Wie klang die Stimme des vor knapp 540 Jahren gefallenen englischen Königs Richard III.? Zehn Jahre hat ein Team aus engagierten Richard-Anhängern und Experten unter Beteiligung der Liverpooler John-Moores-Universität damit verbracht, den letzten Herrscher aus dem Haus Plantagenet zum Sprechen zu bringen. Oder zumindest seinen Avatar.
Erst im August 2012 waren die sterblichen Überreste des Königs unter einem Parkplatz in der mittelenglischen Stadt Leicester gefunden worden. Genau an dieser Stelle hatte einst eine Franziskanerkirche gestanden, wo der 32-jährige Richard nach seinem Tod in der Schlacht von Borsworth bestattet worden war. Mit seinem Tod endete die Epoche der "Rosenkriege".
Das Projekt "A voice for Richard", initiiert von Yvonne Morley-Chisholm, die als Stimm- und Dialektcoach arbeitet, hatte sich zum Ziel gesetzt, die Stimme des Königs wieder erklingen zu lassen. Historiker, Hals-Nasen-Ohren-Spezialisten, Experten für Gesichtsrekonstruktion sowie Zahnmediziner beteiligten sich an dem Projekt. Sie vermaßen den Schädel Richards und untersuchten Resonanzräume, um auf seine Aussprache und die Klangfarbe seiner Stimme zu schließen.
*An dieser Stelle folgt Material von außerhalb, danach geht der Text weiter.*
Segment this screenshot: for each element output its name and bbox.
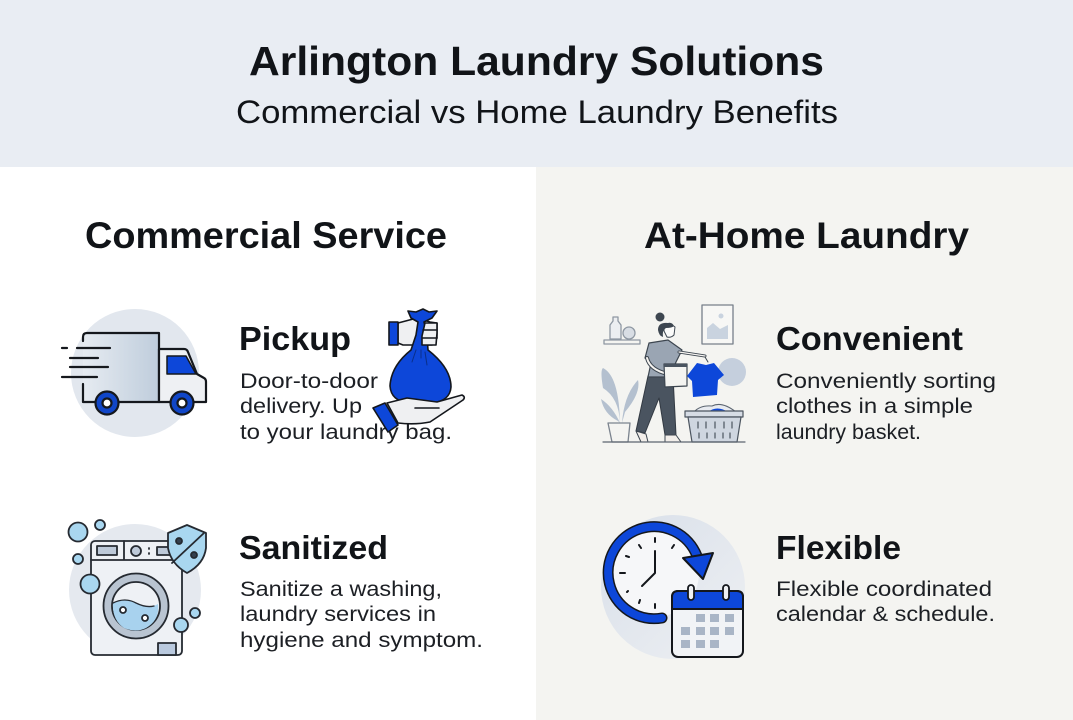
icon: person sorting laundry — [601, 305, 746, 442]
panel: at-home background — [536, 167, 1073, 720]
flexible description: calendar & schedule. — [776, 603, 995, 626]
heading: at-home laundry: At-Home Laundry — [644, 215, 969, 256]
convenient description: clothes in a simple — [776, 395, 973, 418]
flexible description — [776, 578, 995, 626]
text block: pickup — [239, 320, 452, 444]
pickup description: to your laundry bag. — [240, 421, 452, 444]
pickup heading: Pickup — [239, 320, 351, 357]
sanitized description: Sanitize a washing, — [240, 578, 442, 601]
flexible description: Flexible coordinated — [776, 578, 992, 601]
icon: washing machine with shield — [68, 520, 206, 656]
pickup description: Door-to-door — [240, 370, 378, 393]
sanitized description: laundry services in — [240, 603, 436, 626]
flexible heading: Flexible — [776, 529, 901, 566]
text block: convenient — [776, 320, 996, 444]
subtitle: Commercial vs Home Laundry Benefits — [236, 94, 838, 130]
icon: clock and calendar — [601, 515, 745, 659]
convenient heading: Convenient — [776, 320, 963, 357]
pickup description: delivery. Up — [240, 395, 362, 418]
icon: delivery truck — [62, 309, 206, 437]
title: Arlington Laundry Solutions — [249, 38, 824, 84]
pickup description — [240, 370, 452, 444]
text block: flexible — [776, 529, 995, 626]
heading: commercial service: Commercial Service — [85, 215, 447, 256]
convenient description — [776, 370, 996, 444]
sanitized description: hygiene and symptom. — [240, 629, 483, 652]
sanitized description — [240, 578, 483, 652]
header band — [0, 0, 1073, 167]
sanitized heading: Sanitized — [239, 529, 388, 566]
convenient description: Conveniently sorting — [776, 370, 996, 393]
text block: sanitized — [239, 529, 483, 652]
icon: laundry bag held in hands — [373, 309, 464, 432]
convenient description: laundry basket. — [776, 421, 921, 444]
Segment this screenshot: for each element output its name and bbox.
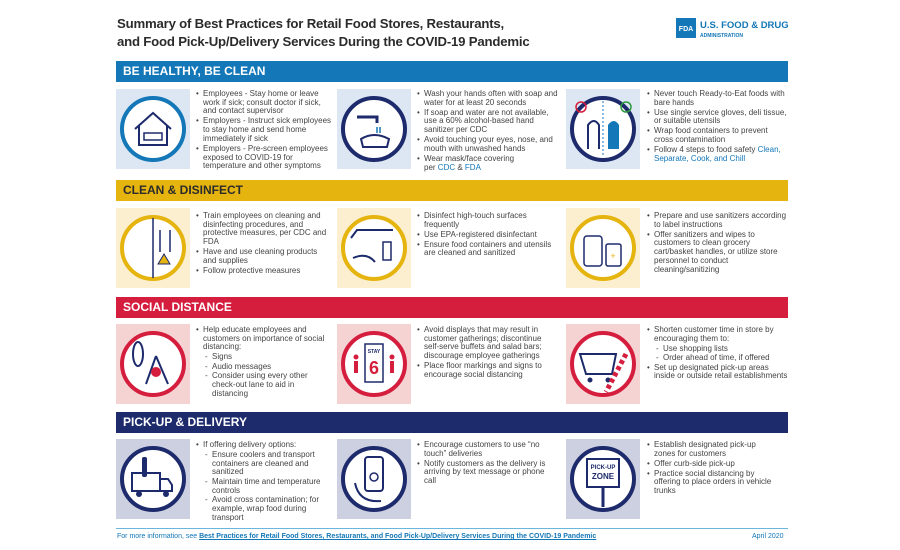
- header: clean & disinfect: [116, 180, 788, 201]
- footer text: For more information, see Best Practices for Retail Food Stores, Restaurants, and Food Pick-Up/Delivery Services During the COVID-19 Pandemic: [117, 533, 596, 540]
- text: wash hands: If soap and water are not available, use a 60% alcohol-based hand sanitizer per CDC: [424, 108, 549, 134]
- text: delivery options: If offering delivery options:: [203, 440, 296, 449]
- text: wash hands: per CDC & FDA: [424, 163, 481, 172]
- icon: gloves: [566, 89, 640, 169]
- text: sanitizers: Prepare and use sanitizers according to label instructions: [654, 211, 786, 229]
- text: educate: Consider using every other check-out lane to aid in distancing: [212, 371, 308, 398]
- text: ready-to-eat: Use single service gloves, deli tissue, or suitable utensils: [654, 108, 787, 125]
- text: employees: Employees - Stay home or leave work if sick; consult doctor if sick, and contact supervisor: [203, 89, 321, 115]
- text: delivery options: Maintain time and temperature controls: [212, 477, 320, 495]
- icon: stay 6 feet: STAY: [368, 349, 381, 355]
- icon: phone: [337, 439, 411, 519]
- text: delivery options: Ensure coolers and transport containers are cleaned and sanitized: [212, 450, 315, 476]
- icon: spray: [337, 208, 411, 288]
- text: no touch: Notify customers as the delivery is arriving by text message or phone call: [424, 459, 545, 485]
- text: employees: Employers - Instruct sick employees to stay home and send home immediately if sick: [203, 116, 331, 143]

Für die korrekte Aussprache des Mittelenglischen war ein Linguist zuständig, der Richard außerdem einen deutlichen Yorkshire-Akzent zuschrieb. Dort, im Norden Englands, hatte der König einen großen Teil seines Lebens verbracht. Ein "u" wird dort etwa zu einem langen "ooo", das "a" kurz und weich gesprochen.
In dem Video rezitiert Richards Avatar eine Rede, die der König im September 1483 zur Krönung seines Sohnes Edward zum Prince of Wales gehalten hat. Dass er dabei höflich und sanft klingt, ist kein Zufall: Schon seit Jahren haben es sich Anhänger des viel geschmähten Königs zum Ziel gesetzt, seinen schlechten Ruf zu korrigieren.
Dabei müssen sie allerdings gegen einen wirkmächtigen Gegner anarbeiten: Denn nicht zuletzt William Shakespeare hatte Richard III. in seinem gleichnamigen Drama als hinterhältigen Barbaren dargestellt, dessen berühmtesten (fiktiven) Ausspruch fast jeder kennt. "Mein Königreich für ein Pferd!" steht bis heute für Richards feigen Versuch, aus seiner letzten Schlacht zu entkommen, nachdem sein eigenes Pferd verendet war.